In this case, the petitioner was Hero Solar Energy Private Limited, which had won bids for a total of 200 MW in the JNNSM scheme for solar energy, managed by SECI. (Solar Energy Corporation of India). These bids were won under the Phase-II, Batch-III with viability gap funding support from National Clean Energy Fund, under which SECI was designated as the nodal agency for implementation of the scheme. The RFS for this had been issued by SECI on 15.02.2016
Hero Solar won with its bid for 200 MW across 5 sites in Karnataka, for which it was issued a letter of intent (LOI) on 02.07.2016.
The Power purchase agreement (PPA)was duly signed with SECI on 02.08.2016. The scheduled completion date for the project was 17.02.2018. Till the Goods and Service Tax (GST) law from July 1, 2017, queered the pitch. Since most equipment procurement happened post GST, leading to cost escalations, as per Hero Solar.

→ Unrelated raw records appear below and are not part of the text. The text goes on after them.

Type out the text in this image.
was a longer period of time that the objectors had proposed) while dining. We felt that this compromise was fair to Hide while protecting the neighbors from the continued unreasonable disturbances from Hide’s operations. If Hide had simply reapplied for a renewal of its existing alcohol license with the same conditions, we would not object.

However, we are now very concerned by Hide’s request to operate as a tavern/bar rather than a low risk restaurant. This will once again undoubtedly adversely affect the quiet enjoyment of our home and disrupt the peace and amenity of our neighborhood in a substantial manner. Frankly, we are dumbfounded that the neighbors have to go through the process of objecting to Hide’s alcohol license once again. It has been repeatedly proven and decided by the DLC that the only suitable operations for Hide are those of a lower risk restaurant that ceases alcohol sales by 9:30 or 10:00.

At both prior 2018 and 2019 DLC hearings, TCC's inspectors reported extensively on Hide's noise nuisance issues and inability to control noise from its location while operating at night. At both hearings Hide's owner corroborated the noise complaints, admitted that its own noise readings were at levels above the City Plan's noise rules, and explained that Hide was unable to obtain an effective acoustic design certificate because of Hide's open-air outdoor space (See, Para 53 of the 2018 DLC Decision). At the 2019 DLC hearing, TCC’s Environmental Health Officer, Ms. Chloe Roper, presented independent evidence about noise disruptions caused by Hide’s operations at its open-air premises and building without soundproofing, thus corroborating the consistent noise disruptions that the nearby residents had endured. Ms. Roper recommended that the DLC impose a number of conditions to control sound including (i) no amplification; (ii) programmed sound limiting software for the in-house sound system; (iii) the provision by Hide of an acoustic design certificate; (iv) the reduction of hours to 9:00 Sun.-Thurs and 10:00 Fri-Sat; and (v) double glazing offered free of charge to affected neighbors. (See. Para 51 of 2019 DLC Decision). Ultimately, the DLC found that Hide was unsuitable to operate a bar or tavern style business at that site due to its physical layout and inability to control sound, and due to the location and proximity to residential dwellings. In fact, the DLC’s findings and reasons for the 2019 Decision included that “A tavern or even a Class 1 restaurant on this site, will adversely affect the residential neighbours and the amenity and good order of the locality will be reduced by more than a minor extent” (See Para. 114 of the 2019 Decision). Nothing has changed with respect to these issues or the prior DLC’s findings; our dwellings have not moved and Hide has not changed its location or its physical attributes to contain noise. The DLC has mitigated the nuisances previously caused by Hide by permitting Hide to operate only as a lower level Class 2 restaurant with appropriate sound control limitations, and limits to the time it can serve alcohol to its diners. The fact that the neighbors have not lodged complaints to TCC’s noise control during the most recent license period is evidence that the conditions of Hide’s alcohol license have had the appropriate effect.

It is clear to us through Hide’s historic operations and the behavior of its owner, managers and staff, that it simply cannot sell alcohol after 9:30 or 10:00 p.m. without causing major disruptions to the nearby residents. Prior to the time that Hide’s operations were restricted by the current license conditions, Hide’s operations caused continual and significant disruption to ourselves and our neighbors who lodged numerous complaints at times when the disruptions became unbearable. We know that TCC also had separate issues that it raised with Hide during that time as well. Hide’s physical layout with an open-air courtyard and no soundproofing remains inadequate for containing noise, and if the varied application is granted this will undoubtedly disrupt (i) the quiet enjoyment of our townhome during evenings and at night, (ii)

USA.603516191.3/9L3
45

As with multiple projects caught in the same issue, Hero Solar, through its firm Clean Solar Power Private Limited asked for relief on the following broad issues. One, that GST be confirmed as a change in law, hence bringing the CERC into play to declare that. Second, to decide on the claim made by Hero Solar, for just over Rs 50 crores for its projects, including the carrying cost of the expenses, thanks to the delay by SECI in releasing the same. Third, that the PPA and the PSA between SECI and the state discoms were interconnected (SECI’s plea). Finally, for SECI to bear the legal and other costs of litigation.
Sticking to what has now become a well established norm, CERC held that that the liability of payment on account of impact of GST on procurement of Solar PV panels and associated equipment by the Petitioner shall lie with the SECI till the Commercial Operation Date (COD) only. The Commission is also of the view that there has to be a clear and one to one correlation between the projects, the supply of goods or services and the invoices raised by the supplier of goods and services.
The extra GST bills shall be paid within 60 days from the date of issue of this Order or from the date of submission of claims by the Petitioner, whichever is later, failing which it shall attract late payment surcharge in terms of the PPA. Alternatively, the Petitioner and the Respondents may mutually agree to a mechanism for the payment of such compensation on annuity basis spread over such period not exceeding the duration of the PPAs as a percentage of the tariff agreed in the PPAs.
The CERC felt that based on precedence established at APTEL , the PPAs and PSAs are interconnected and inextricably linked to each other. This back to back nature of the PPAs and PSAs implies that the Respondent Discoms are liable to pay to the Respondent SECI all
that the said Respondent SECI has to pay to the Petitioner. However, that will not prevent SECI from paying the petitioner on time, even as it follows up with the discoms for its own payment.
The commission refused to get into the issue of carrying cost for the delay in payment, as there was no such provision in the PPA.
The judgement once again highlighted what has now become an established rule in all these matters.
That the GST law is clear change in law where cost implications on projects commissioned subsequently need to be evaluated and compensated for.
That the PPA and PSA agreements, despite being linked back to back agreements, still donot mean that the trading entity in the middle, be it SECI or NTPC or any other, can delay payments citing a delay from the discom side.
Any ‘carrying’ or interest cost fr delay in settling the GST amounts will be considered only when specifically mentioned in the PPA.